The remnants of the stern flattened as the shock wave of expanding gas flung them away. Acceleration must have killed any personnel in that portion even if the fireball hadn’t cremated them.

“Princess Cecile,” said the officer speaking from the Dotterel. “You are under attack! By all the gods, spacers! A salvo of missiles is tracking toward your location! Over!”

Ah.

Yes, of course. While there would be a certain justice in the Sissie being destroyed by long-range missiles just as her opponent had been, Adele didn’t require that her data be symmetrical; just that they be properly filed.

She looked at her display. Though she could duplicate the functions on it, Daniel might have some obvious markers at his own station.

If not—and “not” was certainly more probable—she could look for a suitable menu. Acceleration? Maneuvering? Precisely how would the spacers who designed the system have indexed the necessary information? She doubted that she could articulate a question at this level in a fashion that the officers of the Dotterel could answer.

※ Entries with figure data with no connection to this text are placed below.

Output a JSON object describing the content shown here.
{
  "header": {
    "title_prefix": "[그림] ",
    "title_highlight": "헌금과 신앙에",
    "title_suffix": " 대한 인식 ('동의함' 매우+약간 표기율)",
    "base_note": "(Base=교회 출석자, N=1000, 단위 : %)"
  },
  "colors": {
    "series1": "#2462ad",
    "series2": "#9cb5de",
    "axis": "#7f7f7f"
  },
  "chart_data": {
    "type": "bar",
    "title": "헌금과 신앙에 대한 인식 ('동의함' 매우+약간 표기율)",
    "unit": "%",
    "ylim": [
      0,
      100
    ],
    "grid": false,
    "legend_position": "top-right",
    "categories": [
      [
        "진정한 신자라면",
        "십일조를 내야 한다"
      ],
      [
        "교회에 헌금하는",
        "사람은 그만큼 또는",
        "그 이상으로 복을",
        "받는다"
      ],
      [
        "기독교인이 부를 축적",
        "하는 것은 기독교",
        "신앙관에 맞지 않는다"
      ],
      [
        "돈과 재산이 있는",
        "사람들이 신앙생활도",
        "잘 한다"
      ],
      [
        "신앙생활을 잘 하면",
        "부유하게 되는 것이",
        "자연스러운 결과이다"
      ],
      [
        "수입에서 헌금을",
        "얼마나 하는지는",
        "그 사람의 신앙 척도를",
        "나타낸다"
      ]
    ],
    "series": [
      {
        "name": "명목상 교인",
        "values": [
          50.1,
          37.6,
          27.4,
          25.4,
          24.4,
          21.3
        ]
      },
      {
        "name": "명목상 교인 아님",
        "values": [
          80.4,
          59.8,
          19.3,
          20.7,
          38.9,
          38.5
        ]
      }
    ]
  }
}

With a slight smile, Adele rose and walked to the command console. This was an unusual information request. It promised to occupy her fully during what would probably be her last minute or minutes of life.


CHAPTER 27

Zenobia System

Daniel wondered what condition the Z 42 and Z 46 were in. Most of the Palmyrene cutters had followed the Princess Cecile, but fifteen or sixteen had remained at the previous stage to batter the destroyers.

The Alliance gunners weren’t quick enough in laying their sights on high-deflection targets. They had destroyed a handful of the cutters, but several of those had gotten off a volley of rockets before taking a 13-centimeter bolt.

The pounding from rocket warheads would have stripped most of the antennas and yards from the destroyers. Their outriggers had probably been hammered to scrap by now, and with them all the High Drive motors. A destroyer would carry one or two spare motors, but the level of damage these ships had received meant it might take them days to reach Zenobia orbit without outside help.

Daniel could fault the Alliance gunners, but the missileers who had programmed the attack on the Piri Reis had done a faultless job. At the range of the launch, the missile segments spread significantly. Even so, the hit wasn’t a fluke: the cruiser was squarely in the center of the pattern.

If Daniel’s lips could move, he was smiling; he couldn’t be sure. Even with a perfect launch, there was a great deal of luck if a destroyer’s meager salvo hit a target at that range. Well, he wasn’t going to complain about that. The gods knew that Zenobia’s defenders had needed luck.

The cruiser’s twenty-one rounds wouldn’t require luck to destroy a corvette at a comparable distance, unfortunately, and they bid fair to do just that. It was really a pity that Daniel hadn’t managed to drop the Sissie back into the Matrix as he’d intended rather than completing their extraction. They wouldn’t even be able to claim the Piri Reis as a final victory: that was the Z 46’s work, pure and simple.